Q+A: How do I do fartlek?

Q I want to add some fartlek sessions to my training regime, but I’m not sure how to go about it. How hard, and over what distance, should I push on the quick bits? How easy, and how long, should my recoveries be?

A A fartlek session can be either the easiest or hardest thing you do all week. It’s a Swedish term meaning ‘speed play’, and it basically consists of fast, medium and slow running over a variety of distances.

Here’s how a typical fartlek session would work. After a steady warm-up, simply pick a landmark – for example a tree, lamp-post, or phone box – and run to it hard, then jog until you’ve recovered. Then pick another landmark, run hard to that, recover and so on.

There doesn’t need to be a set structure to the run. For your first quick burst you might choose a target that’s just 100m away and sprint to it flat out. Then for the next hard run you’ll see something 800m away and stride towards it at your 5K race pace.

It’s entirely up to you how hard or easy you make the session. Unlike track intervals, fartlek doesn’t require you to set a distance to run, or a time to recover. A watch isn’t necessary (although in the absence of landmarks you can use one to pick different times for your hard sections), as you listen to your body to determine your recoveries. After a hard spurt, jog until you’ve got your breath back, the lactic acid has drained from your legs, and your heart’s stopped thumping. Then go again.

If you want to add a bit of specificity, short, fast bursts will help you sharpen your pure speed, which is most important for races like 5Ks and 10Ks.

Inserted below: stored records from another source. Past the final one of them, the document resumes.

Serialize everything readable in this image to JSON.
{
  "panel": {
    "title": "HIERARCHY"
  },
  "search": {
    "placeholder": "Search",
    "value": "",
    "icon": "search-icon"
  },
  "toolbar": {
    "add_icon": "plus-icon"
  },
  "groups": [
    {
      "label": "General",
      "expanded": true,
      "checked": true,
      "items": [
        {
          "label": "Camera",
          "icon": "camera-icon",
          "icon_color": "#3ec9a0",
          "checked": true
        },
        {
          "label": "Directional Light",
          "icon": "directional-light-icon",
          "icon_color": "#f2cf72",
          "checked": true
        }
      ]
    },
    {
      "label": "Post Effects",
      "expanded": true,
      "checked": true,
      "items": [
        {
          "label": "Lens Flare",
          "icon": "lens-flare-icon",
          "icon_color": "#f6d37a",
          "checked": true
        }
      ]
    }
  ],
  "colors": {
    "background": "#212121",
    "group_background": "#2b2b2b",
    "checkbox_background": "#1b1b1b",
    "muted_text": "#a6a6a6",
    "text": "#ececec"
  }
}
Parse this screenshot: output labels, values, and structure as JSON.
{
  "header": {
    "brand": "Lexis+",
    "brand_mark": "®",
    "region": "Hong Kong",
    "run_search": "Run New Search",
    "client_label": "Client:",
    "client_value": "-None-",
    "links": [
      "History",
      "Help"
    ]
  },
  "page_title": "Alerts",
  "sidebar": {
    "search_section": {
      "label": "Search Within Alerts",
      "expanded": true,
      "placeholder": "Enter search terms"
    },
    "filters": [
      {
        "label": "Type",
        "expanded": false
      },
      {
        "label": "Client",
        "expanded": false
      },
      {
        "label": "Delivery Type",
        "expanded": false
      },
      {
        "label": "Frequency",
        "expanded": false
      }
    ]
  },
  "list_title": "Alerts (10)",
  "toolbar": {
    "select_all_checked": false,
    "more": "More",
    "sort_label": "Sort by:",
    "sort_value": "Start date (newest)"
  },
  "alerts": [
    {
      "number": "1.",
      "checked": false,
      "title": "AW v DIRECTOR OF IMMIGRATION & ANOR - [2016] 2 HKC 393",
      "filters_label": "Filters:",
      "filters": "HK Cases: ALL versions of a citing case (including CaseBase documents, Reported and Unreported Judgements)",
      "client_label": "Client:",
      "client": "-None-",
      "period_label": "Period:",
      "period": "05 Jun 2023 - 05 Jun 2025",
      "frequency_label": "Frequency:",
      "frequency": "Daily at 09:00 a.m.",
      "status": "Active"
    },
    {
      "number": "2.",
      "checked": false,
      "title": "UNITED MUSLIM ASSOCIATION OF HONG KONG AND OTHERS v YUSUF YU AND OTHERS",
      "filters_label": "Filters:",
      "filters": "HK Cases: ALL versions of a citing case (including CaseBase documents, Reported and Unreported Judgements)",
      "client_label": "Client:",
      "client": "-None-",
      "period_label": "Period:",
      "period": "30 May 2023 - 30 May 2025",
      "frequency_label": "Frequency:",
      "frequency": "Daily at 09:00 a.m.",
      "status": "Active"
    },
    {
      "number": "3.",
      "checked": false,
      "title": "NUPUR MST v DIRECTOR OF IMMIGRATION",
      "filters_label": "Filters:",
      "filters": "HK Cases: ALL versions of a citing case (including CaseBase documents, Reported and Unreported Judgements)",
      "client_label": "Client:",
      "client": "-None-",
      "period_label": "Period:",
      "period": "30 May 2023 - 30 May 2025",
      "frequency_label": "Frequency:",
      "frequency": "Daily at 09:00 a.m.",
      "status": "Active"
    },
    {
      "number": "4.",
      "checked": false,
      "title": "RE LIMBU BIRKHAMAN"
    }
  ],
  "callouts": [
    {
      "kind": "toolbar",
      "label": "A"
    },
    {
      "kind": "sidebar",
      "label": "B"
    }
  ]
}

Longer periods of speed help to raise your anaerobic threshold, which improves your speed endurance – ideal for 10-milers and half-marathons. In reality, though, both of these components contribute to good race performances at any distance from the mile to the marathon, so it’s best to mix and match the length of the bursts.

If you want to add an unexpected element to fartlek training, run with a friend and take it in turns to call the next fast leg.